Select state
This extends the earlier "functions and file traversal" exercise you did. There, you worked with states.csv and wrote four functions in a script named filetraversal.sh. Here, create a script named selectstate.sh and in it retain those functions. The earlier exercise output a series of 50 lines, each declaring what the capital city of a state is:
The capital of the great state of Alabama is Montgomery.
The capital of the great state of Alaska is Juneau.
The capital of the great state of Arizona is Tuscon.
The capital of the great state of Arkansas is Little Rock.
The capital of the great state of California is Sacramento.
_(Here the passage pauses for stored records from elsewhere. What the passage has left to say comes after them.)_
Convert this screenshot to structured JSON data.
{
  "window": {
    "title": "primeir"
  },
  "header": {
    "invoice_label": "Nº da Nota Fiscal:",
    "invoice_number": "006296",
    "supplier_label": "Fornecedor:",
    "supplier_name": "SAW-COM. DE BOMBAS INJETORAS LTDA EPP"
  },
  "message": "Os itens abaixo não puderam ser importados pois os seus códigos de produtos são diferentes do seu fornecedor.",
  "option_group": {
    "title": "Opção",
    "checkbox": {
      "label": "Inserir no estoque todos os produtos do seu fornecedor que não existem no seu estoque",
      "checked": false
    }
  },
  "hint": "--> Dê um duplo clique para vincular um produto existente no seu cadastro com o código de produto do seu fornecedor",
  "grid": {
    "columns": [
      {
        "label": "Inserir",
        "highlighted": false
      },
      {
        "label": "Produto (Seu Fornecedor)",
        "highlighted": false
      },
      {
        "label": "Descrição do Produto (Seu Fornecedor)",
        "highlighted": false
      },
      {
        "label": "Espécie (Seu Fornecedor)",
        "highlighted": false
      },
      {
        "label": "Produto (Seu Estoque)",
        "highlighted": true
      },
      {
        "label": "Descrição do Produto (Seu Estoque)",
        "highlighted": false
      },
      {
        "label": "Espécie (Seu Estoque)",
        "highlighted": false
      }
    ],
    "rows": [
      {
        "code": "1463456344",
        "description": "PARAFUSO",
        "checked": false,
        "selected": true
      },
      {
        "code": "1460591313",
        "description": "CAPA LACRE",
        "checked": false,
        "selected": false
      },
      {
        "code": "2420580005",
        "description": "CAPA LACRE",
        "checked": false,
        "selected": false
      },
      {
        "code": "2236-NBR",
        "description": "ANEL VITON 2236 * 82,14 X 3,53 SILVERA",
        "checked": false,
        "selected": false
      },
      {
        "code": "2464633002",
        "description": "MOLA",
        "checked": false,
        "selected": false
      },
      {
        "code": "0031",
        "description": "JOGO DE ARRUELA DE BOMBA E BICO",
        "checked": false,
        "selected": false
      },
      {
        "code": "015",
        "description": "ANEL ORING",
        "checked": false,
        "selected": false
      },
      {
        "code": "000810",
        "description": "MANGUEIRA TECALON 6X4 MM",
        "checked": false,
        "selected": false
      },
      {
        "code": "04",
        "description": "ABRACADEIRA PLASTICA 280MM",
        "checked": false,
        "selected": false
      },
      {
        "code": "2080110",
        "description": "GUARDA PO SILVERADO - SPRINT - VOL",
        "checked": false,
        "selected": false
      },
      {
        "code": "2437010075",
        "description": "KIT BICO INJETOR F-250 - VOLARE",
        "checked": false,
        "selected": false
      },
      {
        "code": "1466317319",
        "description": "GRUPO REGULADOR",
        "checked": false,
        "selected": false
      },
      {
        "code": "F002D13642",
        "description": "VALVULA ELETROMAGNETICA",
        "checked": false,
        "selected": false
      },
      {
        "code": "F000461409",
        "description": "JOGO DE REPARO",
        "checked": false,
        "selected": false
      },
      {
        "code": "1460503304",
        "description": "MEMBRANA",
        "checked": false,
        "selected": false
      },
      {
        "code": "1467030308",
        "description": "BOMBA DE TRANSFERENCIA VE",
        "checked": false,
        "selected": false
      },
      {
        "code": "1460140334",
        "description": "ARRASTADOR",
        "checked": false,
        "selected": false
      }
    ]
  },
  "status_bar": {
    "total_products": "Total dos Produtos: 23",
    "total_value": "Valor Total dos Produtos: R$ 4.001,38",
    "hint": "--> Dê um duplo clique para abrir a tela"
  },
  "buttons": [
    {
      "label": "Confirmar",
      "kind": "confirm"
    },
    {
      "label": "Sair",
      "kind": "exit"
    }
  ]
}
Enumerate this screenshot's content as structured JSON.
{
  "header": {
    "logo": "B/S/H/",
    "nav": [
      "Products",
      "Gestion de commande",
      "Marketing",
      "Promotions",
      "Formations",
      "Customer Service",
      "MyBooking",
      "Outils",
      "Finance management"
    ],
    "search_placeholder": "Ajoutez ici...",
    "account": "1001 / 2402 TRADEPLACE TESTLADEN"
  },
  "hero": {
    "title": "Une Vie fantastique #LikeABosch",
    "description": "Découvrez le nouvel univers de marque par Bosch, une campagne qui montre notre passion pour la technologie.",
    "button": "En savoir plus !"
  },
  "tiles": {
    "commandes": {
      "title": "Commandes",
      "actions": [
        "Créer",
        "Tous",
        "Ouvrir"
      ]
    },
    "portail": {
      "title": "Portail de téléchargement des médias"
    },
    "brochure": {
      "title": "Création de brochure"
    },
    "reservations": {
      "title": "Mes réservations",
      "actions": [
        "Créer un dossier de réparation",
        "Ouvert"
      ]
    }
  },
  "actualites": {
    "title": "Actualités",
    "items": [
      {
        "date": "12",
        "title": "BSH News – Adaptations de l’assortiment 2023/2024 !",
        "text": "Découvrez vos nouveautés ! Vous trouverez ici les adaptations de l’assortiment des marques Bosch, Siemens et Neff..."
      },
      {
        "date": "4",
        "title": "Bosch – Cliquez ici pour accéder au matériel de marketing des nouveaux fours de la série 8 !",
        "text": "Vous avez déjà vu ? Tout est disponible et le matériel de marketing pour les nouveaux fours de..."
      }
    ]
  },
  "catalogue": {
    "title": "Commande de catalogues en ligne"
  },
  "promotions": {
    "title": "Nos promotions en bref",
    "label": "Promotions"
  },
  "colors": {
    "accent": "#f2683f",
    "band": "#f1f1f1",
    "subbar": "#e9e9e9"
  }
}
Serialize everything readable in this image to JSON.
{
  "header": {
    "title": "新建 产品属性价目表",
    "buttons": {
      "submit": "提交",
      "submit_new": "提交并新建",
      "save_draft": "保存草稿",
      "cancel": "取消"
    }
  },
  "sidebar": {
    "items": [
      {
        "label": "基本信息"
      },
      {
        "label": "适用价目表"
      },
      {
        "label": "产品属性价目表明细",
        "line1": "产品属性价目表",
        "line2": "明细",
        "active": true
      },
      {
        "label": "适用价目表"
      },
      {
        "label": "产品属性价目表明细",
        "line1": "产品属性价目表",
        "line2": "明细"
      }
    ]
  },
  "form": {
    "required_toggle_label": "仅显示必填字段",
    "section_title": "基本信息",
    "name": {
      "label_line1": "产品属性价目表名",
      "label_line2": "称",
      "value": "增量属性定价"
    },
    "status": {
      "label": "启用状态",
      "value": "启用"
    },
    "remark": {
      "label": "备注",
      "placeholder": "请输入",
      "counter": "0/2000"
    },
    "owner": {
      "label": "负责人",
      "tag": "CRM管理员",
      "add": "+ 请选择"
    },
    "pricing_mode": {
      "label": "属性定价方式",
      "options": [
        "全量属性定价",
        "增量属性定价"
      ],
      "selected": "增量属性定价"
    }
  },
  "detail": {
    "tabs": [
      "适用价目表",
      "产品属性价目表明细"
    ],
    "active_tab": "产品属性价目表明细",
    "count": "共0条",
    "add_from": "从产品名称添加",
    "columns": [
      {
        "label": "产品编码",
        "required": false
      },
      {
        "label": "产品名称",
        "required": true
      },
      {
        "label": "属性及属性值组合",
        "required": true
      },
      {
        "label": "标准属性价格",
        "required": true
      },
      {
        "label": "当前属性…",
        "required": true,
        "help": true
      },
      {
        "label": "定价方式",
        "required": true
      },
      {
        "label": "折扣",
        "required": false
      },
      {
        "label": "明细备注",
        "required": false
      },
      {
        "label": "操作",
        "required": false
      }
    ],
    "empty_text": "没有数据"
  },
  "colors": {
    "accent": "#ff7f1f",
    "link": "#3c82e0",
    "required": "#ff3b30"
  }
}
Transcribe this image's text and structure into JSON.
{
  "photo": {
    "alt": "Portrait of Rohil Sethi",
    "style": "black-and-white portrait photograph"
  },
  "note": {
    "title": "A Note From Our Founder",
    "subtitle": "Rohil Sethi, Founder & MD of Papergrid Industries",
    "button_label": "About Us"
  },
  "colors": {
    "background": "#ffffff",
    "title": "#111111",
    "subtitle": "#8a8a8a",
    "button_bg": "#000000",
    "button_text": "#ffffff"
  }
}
The capital of the great state of Colorado is Denver.
etc.
Here instead I want you to ask the user which single state interests him, and output the capital city declaration for just that one state. You will mainly need to learn
- how to solicit and get user input, and
- how to narrow the attention of the line that printed capital city
declarations down to a single state.
For the first, use the read built-in to print a prompt and put the user's keyboard response into a variable named "choice". The user is supposed to respond with the unique abbreviation of his desired state (upper case). The documentation for read is at about line 4500 in the
bash man page. Note the -p option. It is also described in the write-up "Shell script basics".For the second, you need to separate out from the states.csv file the single line that contains the users $choice. To do that use grep, specifying the user's choice as grep's target text and states.csv as its target file. That will get you the one line. Embed that in command substitution syntax ( $(...) ) to generate the line, submit it to your functions as their argument so they will echo the particular item (population, capital, etc) that you want.
Here is a screenshot of the behavior:
To turn in:
Upload your selectstate.sh script file. To grade it, I will supply the states.csv and reply to your script's prompt with the abbreviation of some state to observe that you print me a correct declaration of its capital.